Around 23,000 shorebirds (or ‘waders’) visit the Mackay region annually from as far afield as Siberia and Alaska. Other species breed locally. The importance of this region for shorebird conservation was recently recognised through the designation of the area as an Important Bird Area (IBA; Dutson, Garnett & Gole 2009) by Birds Australia and Rio Tinto.

However, the human population of the Mackay region is set to increase by 68% by 2030 and, without active measures to ensure successful coexistence, shorebirds will be directly impacted. Community education and involvement in conservation strategies is critical to sustainable growth that supports the economic, social and environmental values of this region.

This multi-partner project aims to increase awareness of shorebirds to over 500 community members through identification and training sessions for the community and school students; engage the community in conservation strategies and, understand the pressures on shorebirds during critical life stages.

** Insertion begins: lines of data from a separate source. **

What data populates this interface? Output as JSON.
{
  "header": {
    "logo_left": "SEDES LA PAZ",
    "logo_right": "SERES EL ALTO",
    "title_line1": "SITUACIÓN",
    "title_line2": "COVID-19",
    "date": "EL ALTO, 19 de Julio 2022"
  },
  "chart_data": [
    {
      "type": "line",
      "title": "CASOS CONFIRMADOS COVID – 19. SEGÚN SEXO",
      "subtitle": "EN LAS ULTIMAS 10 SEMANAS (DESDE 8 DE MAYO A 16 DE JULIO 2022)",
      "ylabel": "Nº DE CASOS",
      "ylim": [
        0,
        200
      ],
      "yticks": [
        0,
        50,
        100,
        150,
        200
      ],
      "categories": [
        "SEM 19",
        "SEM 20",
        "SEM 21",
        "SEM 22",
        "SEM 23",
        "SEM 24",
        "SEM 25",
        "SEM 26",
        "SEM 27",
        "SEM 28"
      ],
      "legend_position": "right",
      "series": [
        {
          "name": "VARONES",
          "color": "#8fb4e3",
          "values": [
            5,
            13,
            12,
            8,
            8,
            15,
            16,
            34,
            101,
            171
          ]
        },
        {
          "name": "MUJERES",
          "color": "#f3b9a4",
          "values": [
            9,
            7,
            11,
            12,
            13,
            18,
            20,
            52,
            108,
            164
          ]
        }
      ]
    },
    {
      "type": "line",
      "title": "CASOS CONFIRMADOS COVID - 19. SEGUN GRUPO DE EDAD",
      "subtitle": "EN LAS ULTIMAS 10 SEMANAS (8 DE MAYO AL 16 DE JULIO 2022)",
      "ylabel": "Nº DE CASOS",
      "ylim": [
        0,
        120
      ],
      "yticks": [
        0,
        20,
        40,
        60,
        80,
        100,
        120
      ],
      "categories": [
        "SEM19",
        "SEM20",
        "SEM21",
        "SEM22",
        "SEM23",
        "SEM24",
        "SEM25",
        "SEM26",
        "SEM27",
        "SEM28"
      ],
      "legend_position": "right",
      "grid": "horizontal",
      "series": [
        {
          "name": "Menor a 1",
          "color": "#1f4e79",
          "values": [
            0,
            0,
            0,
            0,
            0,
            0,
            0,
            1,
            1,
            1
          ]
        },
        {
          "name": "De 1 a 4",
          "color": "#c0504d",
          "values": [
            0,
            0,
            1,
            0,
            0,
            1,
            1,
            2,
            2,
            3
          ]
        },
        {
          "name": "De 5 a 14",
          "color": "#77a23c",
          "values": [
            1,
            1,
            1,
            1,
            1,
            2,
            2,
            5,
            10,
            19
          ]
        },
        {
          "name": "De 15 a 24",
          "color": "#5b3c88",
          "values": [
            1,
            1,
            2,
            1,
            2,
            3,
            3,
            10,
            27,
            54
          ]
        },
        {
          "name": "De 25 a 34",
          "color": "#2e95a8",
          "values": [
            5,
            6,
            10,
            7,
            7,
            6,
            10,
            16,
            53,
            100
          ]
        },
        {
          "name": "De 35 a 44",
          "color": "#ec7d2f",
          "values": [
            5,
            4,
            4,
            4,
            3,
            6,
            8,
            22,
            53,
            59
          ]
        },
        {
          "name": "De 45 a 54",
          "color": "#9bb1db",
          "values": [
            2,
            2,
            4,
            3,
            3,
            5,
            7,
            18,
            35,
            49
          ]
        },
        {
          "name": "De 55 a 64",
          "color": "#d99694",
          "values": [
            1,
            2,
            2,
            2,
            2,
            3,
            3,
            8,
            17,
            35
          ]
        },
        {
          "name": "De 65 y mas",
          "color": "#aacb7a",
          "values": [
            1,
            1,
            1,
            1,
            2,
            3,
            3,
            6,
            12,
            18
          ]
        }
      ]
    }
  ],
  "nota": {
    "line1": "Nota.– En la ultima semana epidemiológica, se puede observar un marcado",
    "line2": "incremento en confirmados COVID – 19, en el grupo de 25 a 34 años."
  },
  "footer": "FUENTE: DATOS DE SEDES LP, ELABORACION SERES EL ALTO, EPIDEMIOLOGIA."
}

Project achievements and outcomes:

The delivery of this project has involved the following community involvement:

 - Six community identification days;

 - A community workshop facilitated by members of the Queensland Wader Studies Group (QWSG);

 - Social survey of residents attitudes towards shorebirds and coastal habitats;

Shorebirds are a particularly difficult group of birds to identify; community (left) and schools (right) identification sessions are a great way to engage the community with shorebirds that live in our region.

This project will also develop a community nest monitoring program to understand the fate of nests. A successful nesting attempt is one where all eggs hatch chicks, which has obvious direct consequences for population growth. The breeding ecology of Australia's resident (non-migratory) shorebirds are poorly known, despite the fact they are a particularly threatened group of birds, and that breeding is a critical and vulnerable stage of their life cycles (Geering et al. 2007).

The Masked Lapwing, Vanellus miles, is a common resident shorebird of many wetland, urban and agricultural habitats. The Bush Stone-curlew, Burhinus grallarius, is resident shorebird found in open woodland habitats. Nationally the Bush Stone-curlew is listed as Near Threatened with extinction, whereas southern states list the species as Vulnerable due to destruction of woodland habitat and predation by introduced predators (IUCN Redlist Sept 2010). The Masked Lapwing and Bush Stone-curlew occur within a variety of habitats and it is likely that the habitat influences the success of any nesting attempts. For example, a well watered urban lawn may offer more suitable foraging opportunities compared with pastures; conversely, urban areas expose nests to greater predation by domestic animals. Understanding how habitats influence nests may explain the success of nesting attempts. In addition, the process of urbanisation is ongoing and occurs to varying levels. For example, the popularity of peri-urban (urban fringing properties greater than 5 acres and usually less than 100 acres) ownership is significant in this region, however its role in shorebird habitat is unknown.

 The Masked Lapwing and Bush Stone-curlew commonly occur in a variety of habitats around the Mackay region, and yet, surprisingly little is known about the level of success of their breeding attempts. These species have been chosen for a few specific reasons: 1) They are relatively common shorebirds whose nests are commonly identified; 2) they are a representative species. In other words, the fate of nests from these species can be inferred for other shorebird species and, 3) nests are more inconspicuous than other species that nest on open beache. Therefore, these species and this region are particularly well positioned to efficiently monitor a number of nests, over a variety of urban, perui-urban and rural land uses, to better understant the cause, if any, of nest failures. Information that is highly sought after in other regions where these species occur.